Questo articolo rappresenta la seconda parte del mio lavoro di analisi e discussione con altri amici per arrivare a proporre un Manifesto politico volto alla revisione dello Statuto di Autonomia della Sardegna.

In tale ambito affronto brevemente e prioritariamente a) il tema della utilità delle Istituzioni per poi b) soffermarmi su come la scienza possa aiutare a costruire architetture istituzionali efficienti, efficaci e democratiche.

Anche in questo caso saranno graditi tutti quei contributi volti a migliorare questo documento che metto a disposizione di chi vuole proporsi per governare la Sardegna in modo diverso da ciò che è stato fino a oggi.



1. Utilità delle istituzioni

Il malcontento crescente verso le Istituzioni politiche, acclarato da una crescente disaffezione all'esercizio del principale diritto esistente nelle mani dei cittadini (il voto) porta alcune correnti di pensiero a teorizzare l'inutilità delle Istituzioni. Questo pensiero è poi alla radice di pubblicazioni che, nel mostrare tutte le contraddizioni e le debolezze degli ordinamenti che danno origine a queste Istituzioni, non si limitano a far prendere consapevolezza su tutto ciò (cosa buona e giusta) ma alimentano, più o meno volontariamente, fastidio, contestazione e, non raramente, odio, il quale ultimo non aiuta a prendere decisioni razionali.

Orbene, nel tentativo di fornire un contributo al dibattito, ho ritenuto di dedicare uno spazio per rispondere alla domanda: servono le istituzioni?
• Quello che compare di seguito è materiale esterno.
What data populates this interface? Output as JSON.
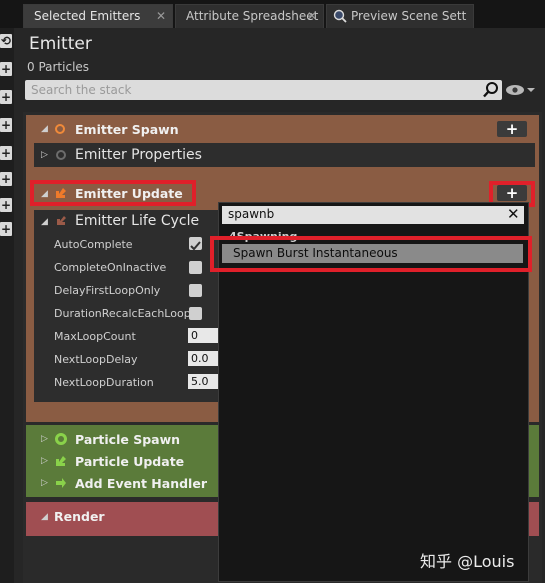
{
  "tabs": [
    {
      "label": "Selected Emitters",
      "close": "✕"
    },
    {
      "label": "Attribute Spreadsheet",
      "close": "✕"
    },
    {
      "label": "Preview Scene Sett",
      "icon": "search-icon"
    }
  ],
  "header": {
    "title": "Emitter",
    "particles": "0 Particles",
    "search_placeholder": "Search the stack"
  },
  "stack": {
    "emitter_spawn": "Emitter Spawn",
    "emitter_properties": "Emitter Properties",
    "emitter_update": "Emitter Update",
    "emitter_life_cycle": "Emitter Life Cycle",
    "properties": [
      {
        "label": "AutoComplete",
        "type": "checkbox",
        "checked": true
      },
      {
        "label": "CompleteOnInactive",
        "type": "checkbox",
        "checked": false
      },
      {
        "label": "DelayFirstLoopOnly",
        "type": "checkbox",
        "checked": false
      },
      {
        "label": "DurationRecalcEachLoop",
        "type": "checkbox",
        "checked": false
      },
      {
        "label": "MaxLoopCount",
        "type": "number",
        "value": "0"
      },
      {
        "label": "NextLoopDelay",
        "type": "number",
        "value": "0.0"
      },
      {
        "label": "NextLoopDuration",
        "type": "number",
        "value": "5.0"
      }
    ],
    "particle_spawn": "Particle Spawn",
    "particle_update": "Particle Update",
    "add_event_handler": "Add Event Handler",
    "render": "Render",
    "plus": "+"
  },
  "popup": {
    "search_value": "spawnb",
    "clear": "✕",
    "category": "4Spawning",
    "item": "Spawn Burst Instantaneous"
  },
  "watermark": "知乎 @Louis",
  "colors": {
    "highlight": "#e0202a",
    "emitter_panel": "#8a5c43",
    "particle_panel": "#5b7b3a",
    "render_panel": "#a04e52"
  }
}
Detta con altre parole questa domanda cerca di chiarire semplicemente se gli individui per soddisfare le proprie necessità umane possono fare a meno delle Istituzioni oppure se, invece, esse sono indispensabili e allora è un problema di come sono progettate, organizzate e attuate.


2. Il contributo della scienza economica

Era il 1937 quando Ronald Coase pubblicò nella rivista Economica (http://www.richschwinn.com/.../2013%20Fall%20340%20...) un articolo intitolato "The nature of the firm". In questo suo lavoro di ricerca nell'interrogarsi sulla natura dell'impresa si domandava in sostanza che cosa ne giustificasse l'esistenza.
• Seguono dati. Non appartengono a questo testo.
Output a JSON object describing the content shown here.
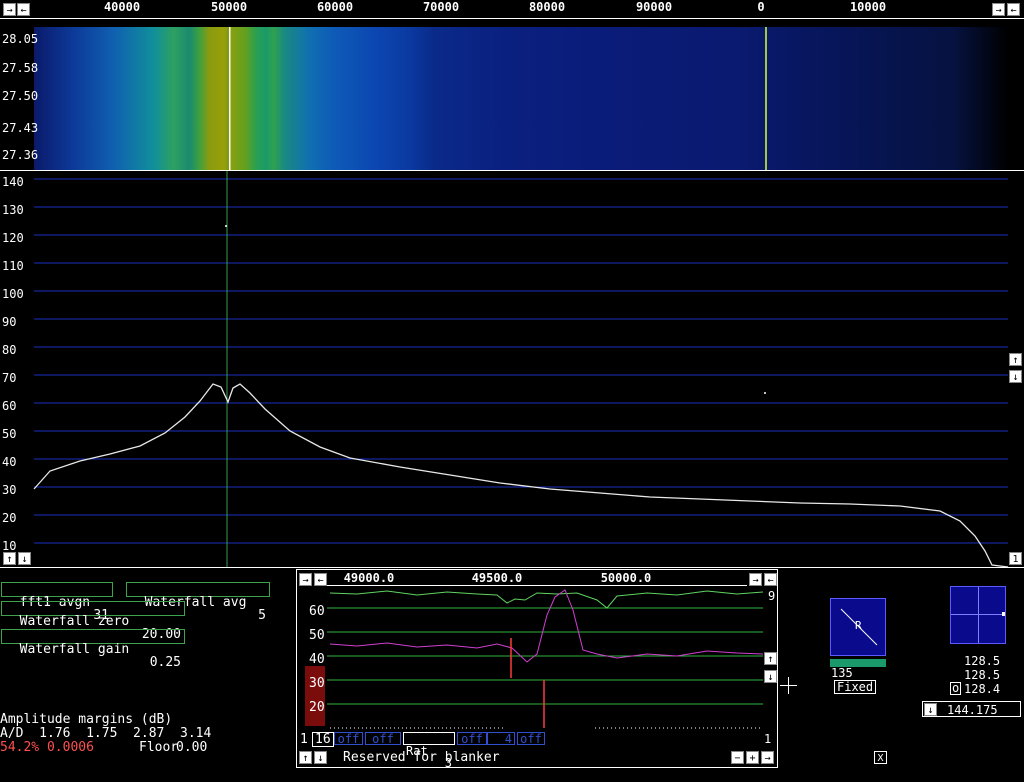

La sua conclusione è stata che le imprese esistono perchè svolgono una funzione che altrimenti i singoli individui (tutti noi che siamo il mercato) non potrebbero svolgere da soli. Ronald Coase introdusse questo tema contrapponendo i concetti di gerarchia (oggi possiamo chiamare questo concetto istituzione o organizzazione) e mercato. In sostanza, tutte le volte che qualcuno di noi ha bisogno di qualche cosa (che normalmente costa poco ed è prodotta in grande quantità) si rivolge al mercato. Se invece si tratta di beni e servizi specializzati, che richiedono competenze, ecc. allora preferisce internalizzare queste all'interno di un contesto organizzativo coordinato, quindi di un contesto istituzionale, chiamata impresa.
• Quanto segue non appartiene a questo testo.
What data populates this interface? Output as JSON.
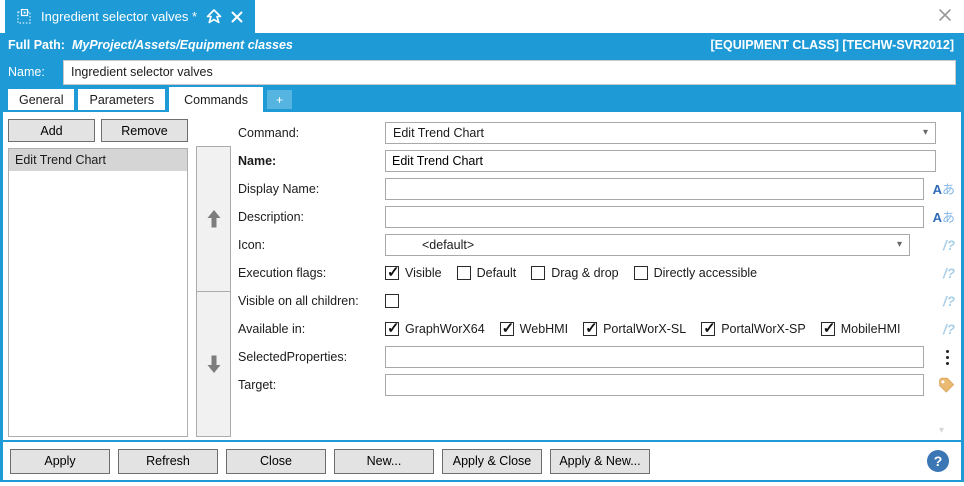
{
  "colors": {
    "accent_blue": "#1E9BD7",
    "plus_tab_blue": "#55B5E0",
    "help_blue": "#3B76B5",
    "tag_tan": "#E8B568",
    "translate_blue": "#2F6BB8",
    "expression_blue": "#A8CFE9"
  },
  "window": {
    "tab_title": "Ingredient selector valves *"
  },
  "header": {
    "full_path_label": "Full Path:",
    "full_path_value": "MyProject/Assets/Equipment classes",
    "context": "[EQUIPMENT CLASS] [TECHW-SVR2012]",
    "name_label": "Name:",
    "name_value": "Ingredient selector valves"
  },
  "tabs": [
    {
      "label": "General",
      "selected": false
    },
    {
      "label": "Parameters",
      "selected": false
    },
    {
      "label": "Commands",
      "selected": true
    },
    {
      "label": "+",
      "selected": false
    }
  ],
  "commands_list": {
    "add_label": "Add",
    "remove_label": "Remove",
    "items": [
      {
        "label": "Edit Trend Chart",
        "selected": true
      }
    ]
  },
  "form": {
    "command": {
      "label": "Command:",
      "value": "Edit Trend Chart"
    },
    "name": {
      "label": "Name:",
      "value": "Edit Trend Chart"
    },
    "display_name": {
      "label": "Display Name:",
      "value": ""
    },
    "description": {
      "label": "Description:",
      "value": ""
    },
    "icon": {
      "label": "Icon:",
      "value": "<default>"
    },
    "execution_flags": {
      "label": "Execution flags:",
      "options": [
        {
          "label": "Visible",
          "checked": true
        },
        {
          "label": "Default",
          "checked": false
        },
        {
          "label": "Drag & drop",
          "checked": false
        },
        {
          "label": "Directly accessible",
          "checked": false
        }
      ]
    },
    "visible_on_all_children": {
      "label": "Visible on all children:",
      "checked": false
    },
    "available_in": {
      "label": "Available in:",
      "options": [
        {
          "label": "GraphWorX64",
          "checked": true
        },
        {
          "label": "WebHMI",
          "checked": true
        },
        {
          "label": "PortalWorX-SL",
          "checked": true
        },
        {
          "label": "PortalWorX-SP",
          "checked": true
        },
        {
          "label": "MobileHMI",
          "checked": true
        }
      ]
    },
    "selected_properties": {
      "label": "SelectedProperties:",
      "value": ""
    },
    "target": {
      "label": "Target:",
      "value": ""
    }
  },
  "icons": {
    "dropdown": "▾",
    "translate_a": "A",
    "translate_kana": "あ",
    "expression": "/?",
    "ellipsis": "⋮",
    "help": "?"
  },
  "footer": {
    "buttons": [
      {
        "label": "Apply"
      },
      {
        "label": "Refresh"
      },
      {
        "label": "Close"
      },
      {
        "label": "New..."
      },
      {
        "label": "Apply & Close"
      },
      {
        "label": "Apply & New..."
      }
    ]
  }
}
Estremizzando il discorso, se ciascuno di noi fosse in grado di produrre da sé tutto ciò di cui ha bisogno nella vita, non avrebbe bisogno di altri dai quali recarsi, chiedere, comprare, ecc. Analogamente, ci sono servizi che nessuno comprerebbe o che, per questioni di diversa disponibilità di risorse e opportunità qualcuno non si potrebbe permettere ma che sono indispensabili per avere determinati standard di civiltà (servizi sanitari, di smaltimento dei rifiuti, ecc.)

Orbene, a questo punto vi chiedo: - siete in grado voi, da soli, di procurarvi l'acqua di cui avete bisogno? - siete in grado voi di procurarvi, da soli, di ciò che ritenete utile per vestirvi, per viaggiare, per studiare, ecc.?

- siete in grado voi di allestire un sistema di smaltimento dei vostri rifiuti?

- come pensereste di viaggiare senza auto, moto, navi, aerei, ecc.?

- e se viaggiaste dove andreste a dormire, mangiare, ecc. se non ci fossero imprese che offrono questi beni e servizi?

- e chi vi dovrebbe curare se state male?

- in che modo compensereste chi vi cura se non avete beni e servizi da scambiare?

- e se siete malati e poveri e incapaci di lavorare come potreste sopravvivere se non c'è qualcuno che istituzionalmente si prende cura di voi?

Potrei continuare all'infinito e se voi foste in grado di rispondere sì a queste domande, allora non ci sarebbe alcun motivo per creare istituzioni che costano. In questo senso, per esempio, non avremmo bisogno di istituzioni comunali, regionali, statali, internazionali.

Ovviamente, vale il principio di efficienza in base al quale tutto ciò che posso fare da solo devo farlo da solo e ricercare forme di cooperazione, collaborazione e coordinamento con altre entità nel momento in cui riconosco che io da solo non posso fare una serie di cose o, in altre parole, servono risorse, capacità e competenze che io da solo non possiedo.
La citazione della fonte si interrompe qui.